Patty & Bun remains committed to national expansion, citing its strong brand and robust finances as putting it in a strong position to capitalise on opportunities for sites.

Founder Joe Grossman said despite the strong competition, the burger restaurant concept was well placed to secure the best available restaurant space.

He was writing in Patty & Bun’s full year financial report for 2019, which saw the company post a loss of £270,277.

This followed the temporary closure of Liverpool Street for a landlord refurbishment, with no further sites opened last year.

Sales decreased by 6.6%, despite a strong underlying performance, for the same reasons.

Operating profit before deductions was £275,748, while the company invested £566,459 on refurbishments in 2019. Stree

Patty & Bun has reopened eight out of 10 restaurants, with Goodge St and Kingly St yet to reopen.

The company made use of furlough scheme and business interruption loan from via Barclay’s.

It is negotiating with landlords on concessions, including rent free periods, deferments and a move to monthly arrears.

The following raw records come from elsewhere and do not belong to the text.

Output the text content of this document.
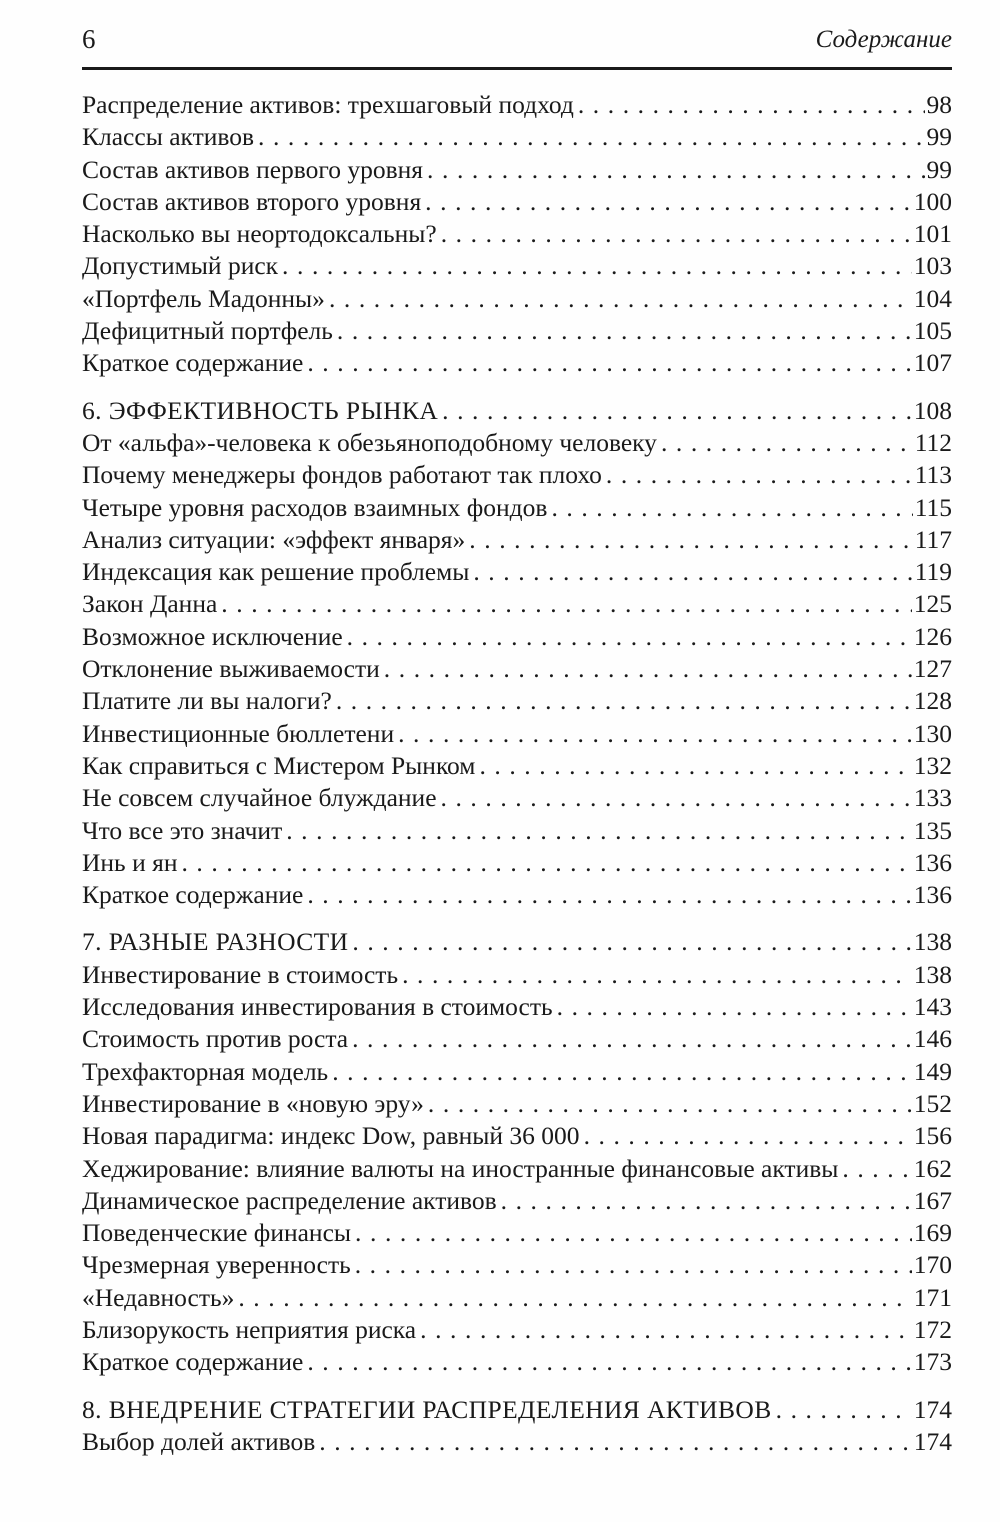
6	Содержание
Распределение активов: трехшаговый подход . . .	98
Классы активов . . .	99
Состав активов первого уровня . . .	99
Состав активов второго уровня . . .	100
Насколько вы неортодоксальны? . . .	101
Допустимый риск . . .	103
«Портфель Мадонны» . . .	104
Дефицитный портфель . . .	105
Краткое содержание . . .	107
6. ЭФФЕКТИВНОСТЬ РЫНКА . . .	108
От «альфа»-человека к обезьяноподобному человеку . . .	112
Почему менеджеры фондов работают так плохо . . .	113
Четыре уровня расходов взаимных фондов . . .	115
Анализ ситуации: «эффект января» . . .	117
Индексация как решение проблемы . . .	119
Закон Данна . . .	125
Возможное исключение . . .	126
Отклонение выживаемости . . .	127
Платите ли вы налоги? . . .	128
Инвестиционные бюллетени . . .	130
Как справиться с Мистером Рынком . . .	132
Не совсем случайное блуждание . . .	133
Что все это значит . . .	135
Инь и ян . . .	136
Краткое содержание . . .	136
7. РАЗНЫЕ РАЗНОСТИ . . .	138
Инвестирование в стоимость . . .	138
Исследования инвестирования в стоимость . . .	143
Стоимость против роста . . .	146
Трехфакторная модель . . .	149
Инвестирование в «новую эру» . . .	152
Новая парадигма: индекс Dow, равный 36 000 . . .	156
Хеджирование: влияние валюты на иностранные финансовые активы . . .	162
Динамическое распределение активов . . .	167
Поведенческие финансы . . .	169
Чрезмерная уверенность . . .	170
«Недавность» . . .	171
Близорукость неприятия риска . . .	172
Краткое содержание . . .	173
8. ВНЕДРЕНИЕ СТРАТЕГИИ РАСПРЕДЕЛЕНИЯ АКТИВОВ . . .	174
Выбор долей активов . . .	174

During the shutdown it launched Lockdown DIY Patty kits, as well as a new delivery brand Sidechick.

In August 2020, the company issued 3.6m A ordinary shares at £1 each at par in settlement of the liability due to its parent company Patty & Bun Holdings.

Grossman wrote: “The directors remain cautiously optimistic for the future. The current climate will remain difficult for the hospitality sector. However the directors believe that Patty & Bun is well places to tackle future challenges.”